The relationship between the parties is governed by contract. The contract between DMS and Plaintiff (Doc. 1, Exhibit B) contains an arbitration provision. In relevant part it states:
"In the event of disagreement between the parties over any matters arising out of the interpretation and/or enforcement of the terms of this Agreement or whatsoever nature, but not limited to, amounts of money allegedly owed by one party to another party which the parties have not resolved between themselves, either party shall select an arbitrator and give written notice thereof to the other party of the name and address of the arbitrator so chosen and describing the disagreement. Within ten (10) days after such notification, the other party shall advise the former in writing of the name and address of an arbitrator chosen by it. The two party-appointed arbitrators shall select an additional neutral arbitrator, and the three arbitrators shall select a time and place in Utah, at which time and place both parties shall present their versions and contentions concerning the matters in dispute. The subsequent decision of the majority of the arbitrators shall be binding upon both parties. If for any reason any party fails to select an arbitrator within the time above provided, the arbitrator selected by the other party shall be the sole arbitrator and the decision of said arbitrator shall be binding upon both parties. . The decision of the arbitrators may be filed with the clerk of the Court which would have had jurisdiction over the parties or the subject matter if there had been no arbitration provision as set forth herein as a basis of judgment to be entered upon said decision or award. No party shall have recourse to the courts to settle any dispute or disagreement between the parties arising out of interpretation and/or enforcement of this Agreement without first having submitted the matter to arbitration as herein described, and then only to enforce the decision arrived at by the majority vote of said arbitrators. Pending final decision of any dispute, Subcontractor will proceed diligently in accordance with this Agreement."
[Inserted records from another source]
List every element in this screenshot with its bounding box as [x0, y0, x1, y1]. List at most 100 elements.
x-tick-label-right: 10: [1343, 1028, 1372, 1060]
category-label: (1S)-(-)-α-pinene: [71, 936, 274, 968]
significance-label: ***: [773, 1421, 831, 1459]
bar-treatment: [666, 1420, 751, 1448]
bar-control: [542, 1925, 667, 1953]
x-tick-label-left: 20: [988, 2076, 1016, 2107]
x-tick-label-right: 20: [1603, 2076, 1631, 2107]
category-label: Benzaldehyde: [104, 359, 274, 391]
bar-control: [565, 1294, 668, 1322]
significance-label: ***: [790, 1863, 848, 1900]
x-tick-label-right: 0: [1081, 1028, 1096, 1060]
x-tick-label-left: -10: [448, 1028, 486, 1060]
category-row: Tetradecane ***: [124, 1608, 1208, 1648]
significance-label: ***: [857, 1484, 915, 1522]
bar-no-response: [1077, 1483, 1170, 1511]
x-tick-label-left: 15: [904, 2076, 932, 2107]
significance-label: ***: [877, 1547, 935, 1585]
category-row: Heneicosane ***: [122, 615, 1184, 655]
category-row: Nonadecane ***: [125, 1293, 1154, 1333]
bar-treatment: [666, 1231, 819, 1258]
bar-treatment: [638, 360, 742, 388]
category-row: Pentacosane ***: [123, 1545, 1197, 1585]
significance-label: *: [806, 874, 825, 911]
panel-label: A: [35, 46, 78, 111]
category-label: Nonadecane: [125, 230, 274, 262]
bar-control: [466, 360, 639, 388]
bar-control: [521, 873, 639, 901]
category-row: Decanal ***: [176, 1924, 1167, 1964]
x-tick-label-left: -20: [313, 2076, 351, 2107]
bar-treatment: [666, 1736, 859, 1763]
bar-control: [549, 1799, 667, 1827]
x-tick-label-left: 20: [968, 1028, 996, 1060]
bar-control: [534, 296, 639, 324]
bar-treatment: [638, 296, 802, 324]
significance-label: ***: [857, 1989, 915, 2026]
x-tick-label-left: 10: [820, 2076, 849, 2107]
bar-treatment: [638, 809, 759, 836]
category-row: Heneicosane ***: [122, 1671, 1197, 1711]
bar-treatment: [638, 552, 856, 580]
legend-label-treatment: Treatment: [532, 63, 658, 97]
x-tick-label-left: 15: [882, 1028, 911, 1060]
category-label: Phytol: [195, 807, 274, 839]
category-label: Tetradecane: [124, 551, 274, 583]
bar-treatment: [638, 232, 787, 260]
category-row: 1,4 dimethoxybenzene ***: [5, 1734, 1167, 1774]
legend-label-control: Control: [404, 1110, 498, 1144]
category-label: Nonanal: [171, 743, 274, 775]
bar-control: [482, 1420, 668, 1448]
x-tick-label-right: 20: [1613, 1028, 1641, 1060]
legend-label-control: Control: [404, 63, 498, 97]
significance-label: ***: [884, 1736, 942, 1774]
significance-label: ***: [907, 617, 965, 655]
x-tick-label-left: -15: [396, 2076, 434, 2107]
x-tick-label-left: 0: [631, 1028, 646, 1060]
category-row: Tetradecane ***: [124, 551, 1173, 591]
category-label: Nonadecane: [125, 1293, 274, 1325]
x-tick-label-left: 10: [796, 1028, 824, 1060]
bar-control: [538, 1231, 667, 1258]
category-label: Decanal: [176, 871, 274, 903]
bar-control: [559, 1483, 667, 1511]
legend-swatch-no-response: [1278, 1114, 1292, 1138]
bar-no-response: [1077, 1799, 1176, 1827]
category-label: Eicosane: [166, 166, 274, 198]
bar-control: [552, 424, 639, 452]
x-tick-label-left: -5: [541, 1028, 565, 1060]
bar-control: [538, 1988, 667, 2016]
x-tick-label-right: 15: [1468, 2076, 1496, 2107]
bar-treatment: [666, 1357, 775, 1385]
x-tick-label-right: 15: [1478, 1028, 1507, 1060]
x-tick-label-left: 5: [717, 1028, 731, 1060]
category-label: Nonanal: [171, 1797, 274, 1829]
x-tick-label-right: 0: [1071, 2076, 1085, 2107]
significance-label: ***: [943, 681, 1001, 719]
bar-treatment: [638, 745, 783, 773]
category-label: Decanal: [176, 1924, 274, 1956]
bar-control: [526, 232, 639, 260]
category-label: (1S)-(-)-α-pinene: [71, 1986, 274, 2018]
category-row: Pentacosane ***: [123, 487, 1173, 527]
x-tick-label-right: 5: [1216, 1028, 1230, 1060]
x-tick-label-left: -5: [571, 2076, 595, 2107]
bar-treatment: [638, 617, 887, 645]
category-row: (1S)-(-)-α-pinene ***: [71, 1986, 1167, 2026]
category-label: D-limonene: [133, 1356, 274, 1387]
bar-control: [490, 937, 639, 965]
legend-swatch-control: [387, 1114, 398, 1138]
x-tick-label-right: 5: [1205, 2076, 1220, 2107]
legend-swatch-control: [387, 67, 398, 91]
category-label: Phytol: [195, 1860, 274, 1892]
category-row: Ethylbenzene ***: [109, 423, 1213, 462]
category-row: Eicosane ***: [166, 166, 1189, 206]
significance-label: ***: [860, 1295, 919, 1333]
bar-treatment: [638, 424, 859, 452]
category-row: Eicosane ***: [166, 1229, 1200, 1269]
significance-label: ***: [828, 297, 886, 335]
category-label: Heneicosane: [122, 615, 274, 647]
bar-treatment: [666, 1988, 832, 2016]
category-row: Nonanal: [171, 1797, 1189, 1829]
On September 29, 2011, DMS gave notice to Plaintiff of arbitration. (Doc. 35, p.2). Arbitration was conducted on October 27, 2011. Id. Plaintiff did not participate in this arbitration and now claims that it was invalid.
Plaintiff asserts that DMS' intervention in this suit acts as a waiver of their right to arbitrate. (Doc. 35, p.4). Plaintiff claims "due to its prior conduct, DMS has settled on this forum and has elected against arbitration." Id. This claim is without merit. DMS' Motion to Intervene specifically makes mention of the arbitration provision. (Doc. 21, ¶3). The motion states that DMS "has commenced arbitration" and would abide by the decisions of the arbitrator. It also asserts that Plaintiff brought the suit to evade arbitration. Id. By notifying Plaintiff of its intention to arbitrate, it should have been obvious that DMS was not waiving its rights but was seeking to enforce them.
Because the contract clearly states that "no party shall have recourse to the courts to settle any dispute or disagreement between the parties arising out of interpretation and/or enforcement of this Agreement without first having submitted the matter to arbitration," the Motions for Summary Judgment (Docs. 29&31) are GRANTED. This case is dismissed with prejudice.